Une prise en charge pluridisciplinaire essentielle
Le traitement du trouble bipolaire repose sur une approche globale intégrant plusieurs éléments :
- Un traitement médicamenteux basé généralement sur des thymorégulateurs, tels que le lithium, ainsi que des antipsychotiques atypiques ou parfois des antidépresseurs
- Un suivi psychothérapeutique orienté vers la psychoéducation, la thérapie cognitivo-comportementale (TCC) ou encore la thérapie interpersonnelle. Ces méthodes visent à aider le patient à mieux comprendre sa maladie et à anticiper les rechutes
- Des règles strictes concernant l’hygiène de vie, notamment par une régularité du sommeil, une limitation des excitants et une gestion efficace du stress
La coordination entre psychiatres, médecins généralistes et psychologues est essentielle pour garantir un suivi efficace.
Briser les clichés autour du trouble bipolaire grâce aux centres experts
Le rôle central des centres experts
En France, la Fondation FondaMental a instauré un réseau de centres experts dédiés aux troubles bipolaires.
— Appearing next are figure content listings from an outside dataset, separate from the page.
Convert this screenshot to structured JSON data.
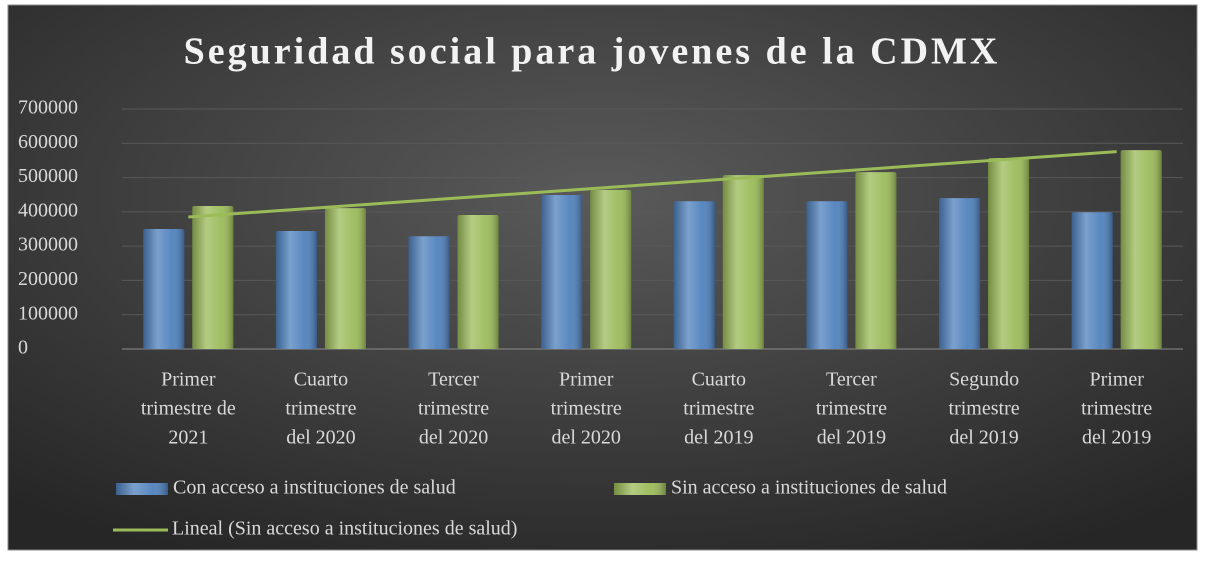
{
  "chart_data": {
    "type": "bar",
    "title": "Seguridad social para jovenes de la CDMX",
    "categories": [
      [
        "Primer",
        "trimestre de",
        "2021"
      ],
      [
        "Cuarto",
        "trimestre",
        "del 2020"
      ],
      [
        "Tercer",
        "trimestre",
        "del 2020"
      ],
      [
        "Primer",
        "trimestre",
        "del 2020"
      ],
      [
        "Cuarto",
        "trimestre",
        "del 2019"
      ],
      [
        "Tercer",
        "trimestre",
        "del 2019"
      ],
      [
        "Segundo",
        "trimestre",
        "del 2019"
      ],
      [
        "Primer",
        "trimestre",
        "del 2019"
      ]
    ],
    "series": [
      {
        "name": "Con  acceso a instituciones de salud",
        "color": "#4f81bd",
        "values": [
          350000,
          344000,
          329000,
          449000,
          431000,
          431000,
          440000,
          399000
        ]
      },
      {
        "name": "Sin acceso a instituciones de salud",
        "color": "#9bbb59",
        "values": [
          417000,
          411000,
          391000,
          464000,
          507000,
          516000,
          557000,
          580000
        ]
      }
    ],
    "trendline": {
      "name": "Lineal (Sin acceso a instituciones de salud)",
      "series": 1,
      "color": "#9bbb59"
    },
    "ylim": [
      0,
      700000
    ],
    "yticks": [
      0,
      100000,
      200000,
      300000,
      400000,
      500000,
      600000,
      700000
    ],
    "grid": true,
    "legend": "bottom"
  }
}
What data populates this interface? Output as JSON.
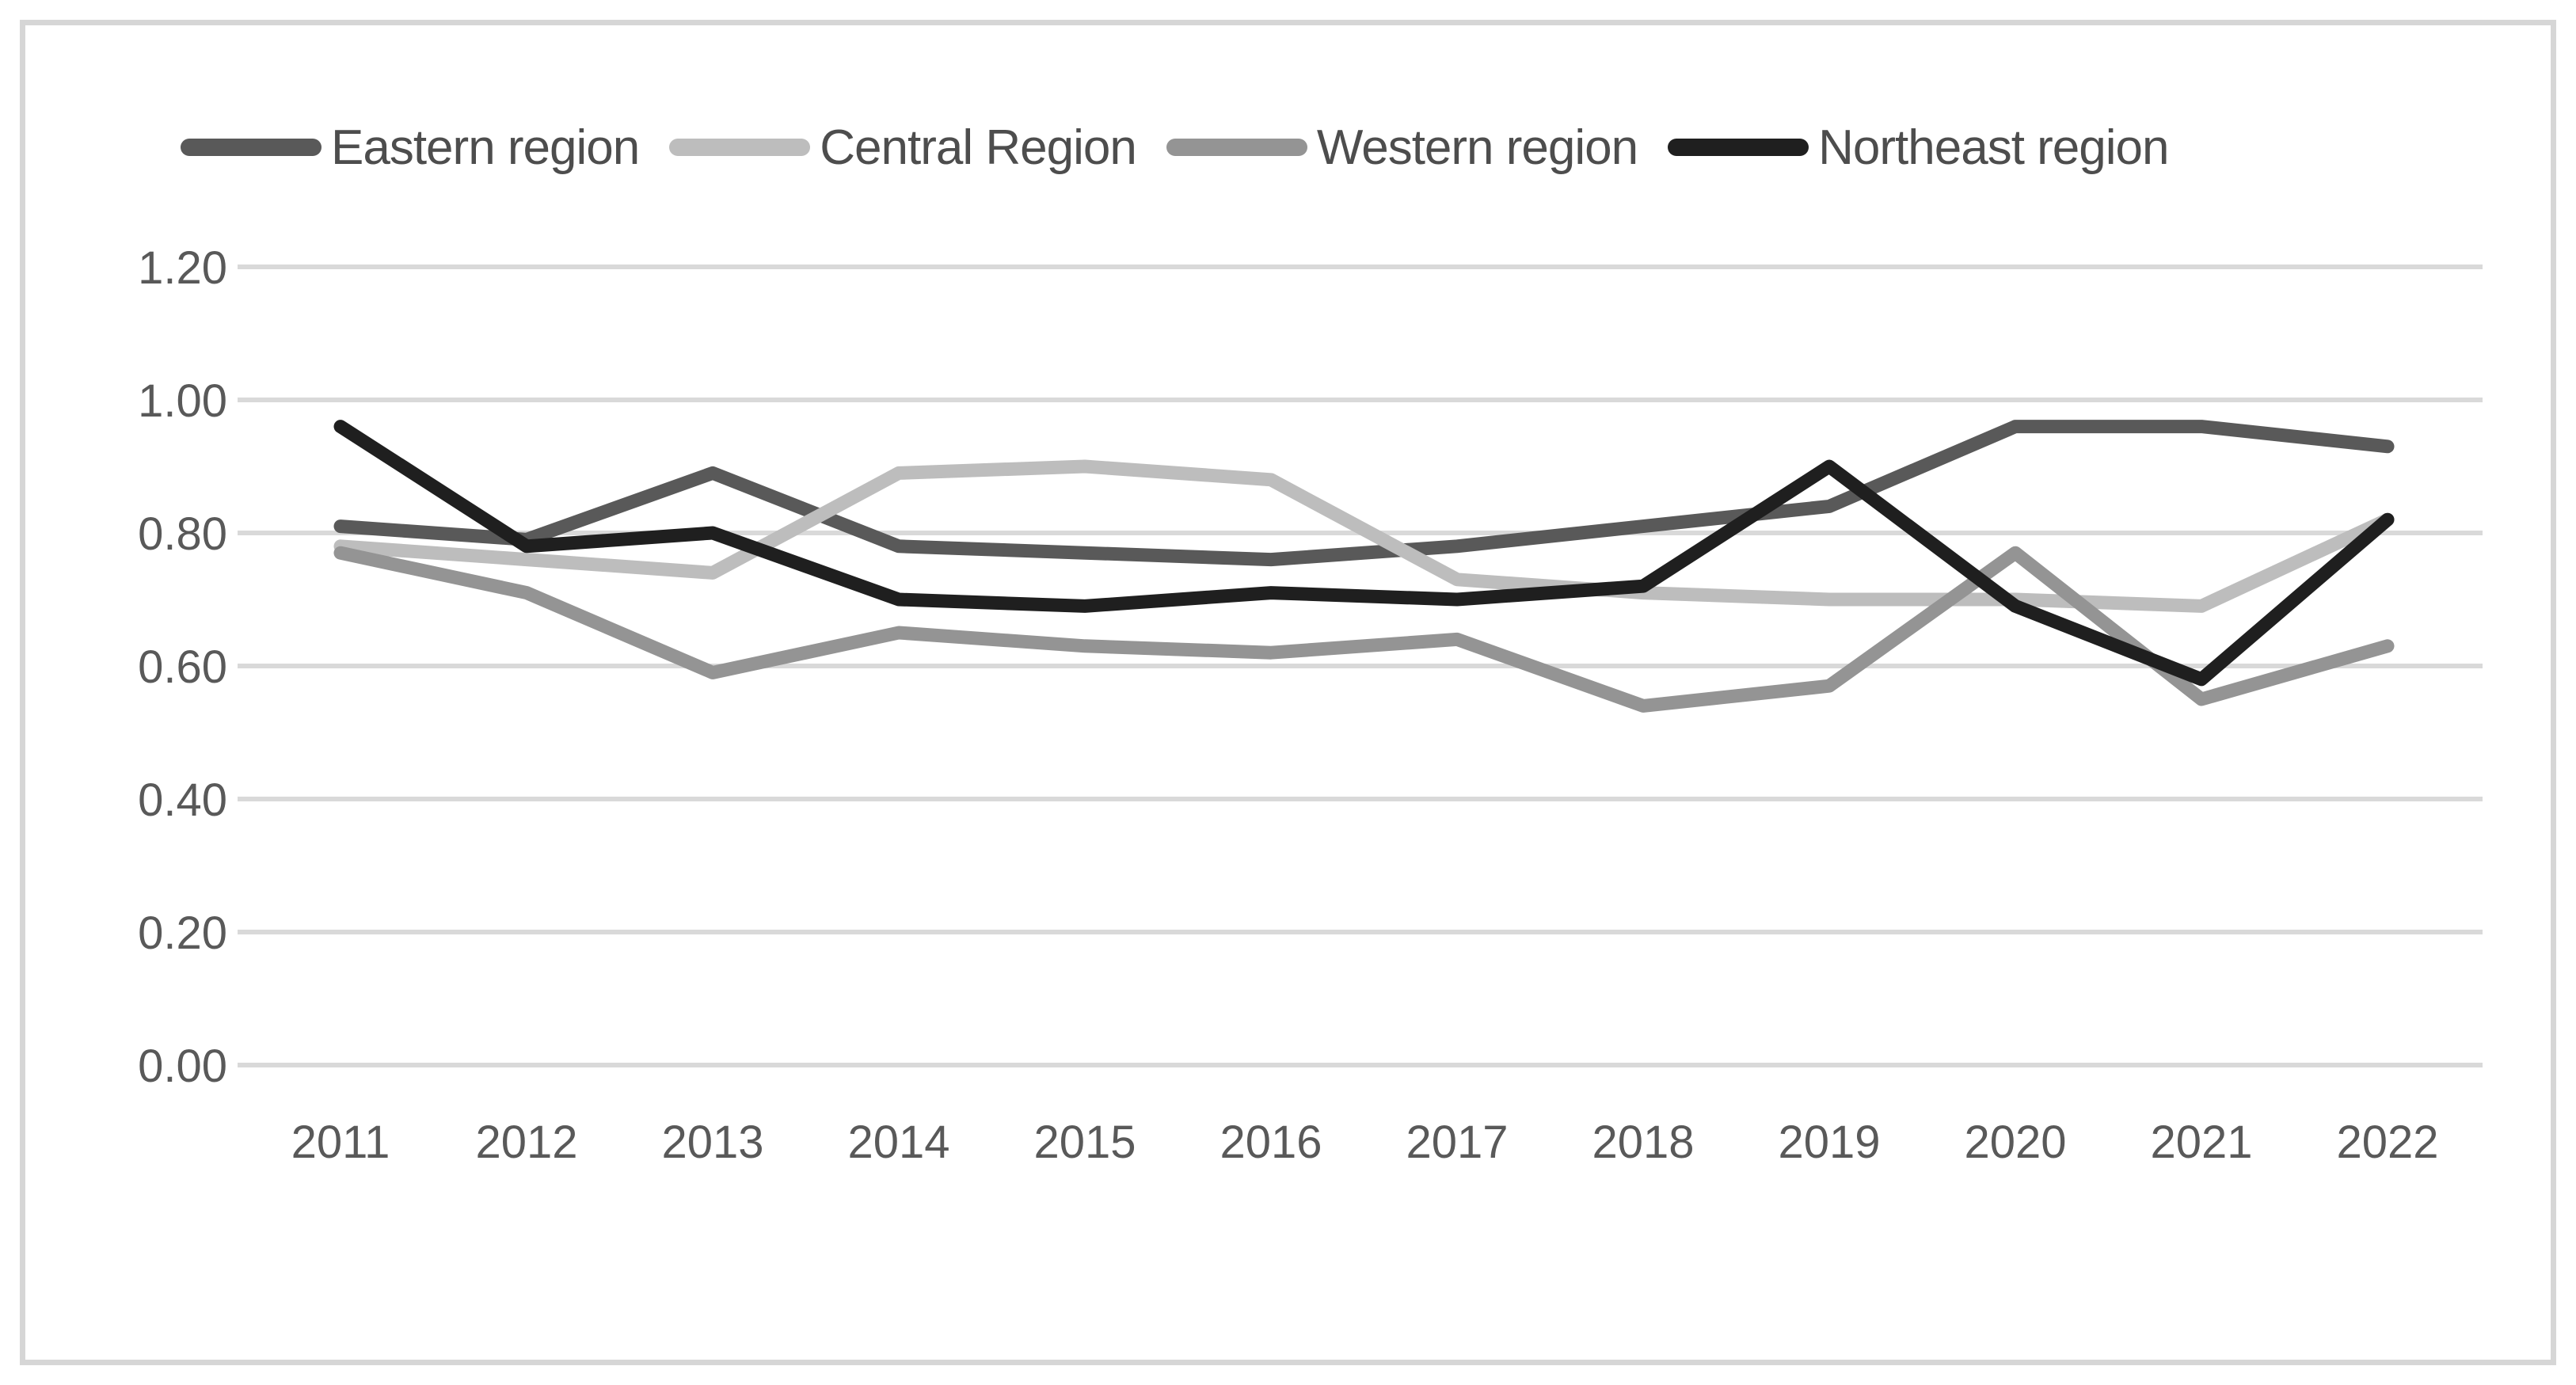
{
  "chart_data": {
    "type": "line",
    "categories": [
      "2011",
      "2012",
      "2013",
      "2014",
      "2015",
      "2016",
      "2017",
      "2018",
      "2019",
      "2020",
      "2021",
      "2022"
    ],
    "series": [
      {
        "name": "Eastern region",
        "color": "#595959",
        "values": [
          0.81,
          0.79,
          0.89,
          0.78,
          0.77,
          0.76,
          0.78,
          0.81,
          0.84,
          0.96,
          0.96,
          0.93
        ]
      },
      {
        "name": "Central Region",
        "color": "#bdbdbd",
        "values": [
          0.78,
          0.76,
          0.74,
          0.89,
          0.9,
          0.88,
          0.73,
          0.71,
          0.7,
          0.7,
          0.69,
          0.82
        ]
      },
      {
        "name": "Western region",
        "color": "#949494",
        "values": [
          0.77,
          0.71,
          0.59,
          0.65,
          0.63,
          0.62,
          0.64,
          0.54,
          0.57,
          0.77,
          0.55,
          0.63
        ]
      },
      {
        "name": "Northeast region",
        "color": "#1f1f1f",
        "values": [
          0.96,
          0.78,
          0.8,
          0.7,
          0.69,
          0.71,
          0.7,
          0.72,
          0.9,
          0.69,
          0.58,
          0.82
        ]
      }
    ],
    "title": "",
    "xlabel": "",
    "ylabel": "",
    "y_ticks": [
      "0.00",
      "0.20",
      "0.40",
      "0.60",
      "0.80",
      "1.00",
      "1.20"
    ],
    "ylim": [
      0,
      1.2
    ],
    "grid": true,
    "gridline_color": "#d9d9d9",
    "axis_text_color": "#595959",
    "legend_position": "top"
  }
}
Ces établissements offrent une évaluation approfondie selon des protocoles standardisés ainsi qu’une orientation vers des soins adaptés. Ils représentent aujourd’hui une ressource précieuse pour ceux qui souffrent d’une errance diagnostique ou d’un échec thérapeutique.
Par ailleurs, ces centres participent activement à la recherche clinique sur les liens potentiels entre inflammation, génétique et troubles de l’humeur.
Mieux sensibiliser pour mieux accompagner
Malgré certains progrès dans leur compréhension sociale, les troubles bipolaires demeurent souvent mal connus du grand public. Ils sont fréquemment associés à divers stéréotypes tels que l’instabilité émotionnelle ou le génie artistique. Ces idées fausses contribuent à alimenter la stigmatisation entourant cette condition et peuvent freiner l’accès aux soins nécessaires.
Pour contrer cela, il est essentiel d’élever le niveau de sensibilisation au sein de la société tout en formant adéquatement les professionnels concernés et en intégrant davantage la santé mentale dans les politiques publiques.
Une pathologie lourde mais pas insurmontable
Le trouble bipolaire représente indéniablement un défi sérieux mais n’est pas synonyme d’impossibilité à mener une vie équilibrée. Grâce aux traitements disponibles ainsi qu’à un suivi rigoureux accompagné d’un soutien personnalisé, beaucoup parviennent à stabiliser leur humeur efficacement. La continuité dans les soins demeure primordiale tout comme un regard bienveillant dépouillé des tabous sociaux liés à cette maladie.
A SAVOIR
D’après l’Inserm, ceux atteints par ce type d’affection voient leur espérance de vie réduite d’environ 10 ans, principalement dû aux risques suicidaires ainsi qu’à diverses comorbidités somatiques telles que celles touchant au système cardiovasculaire.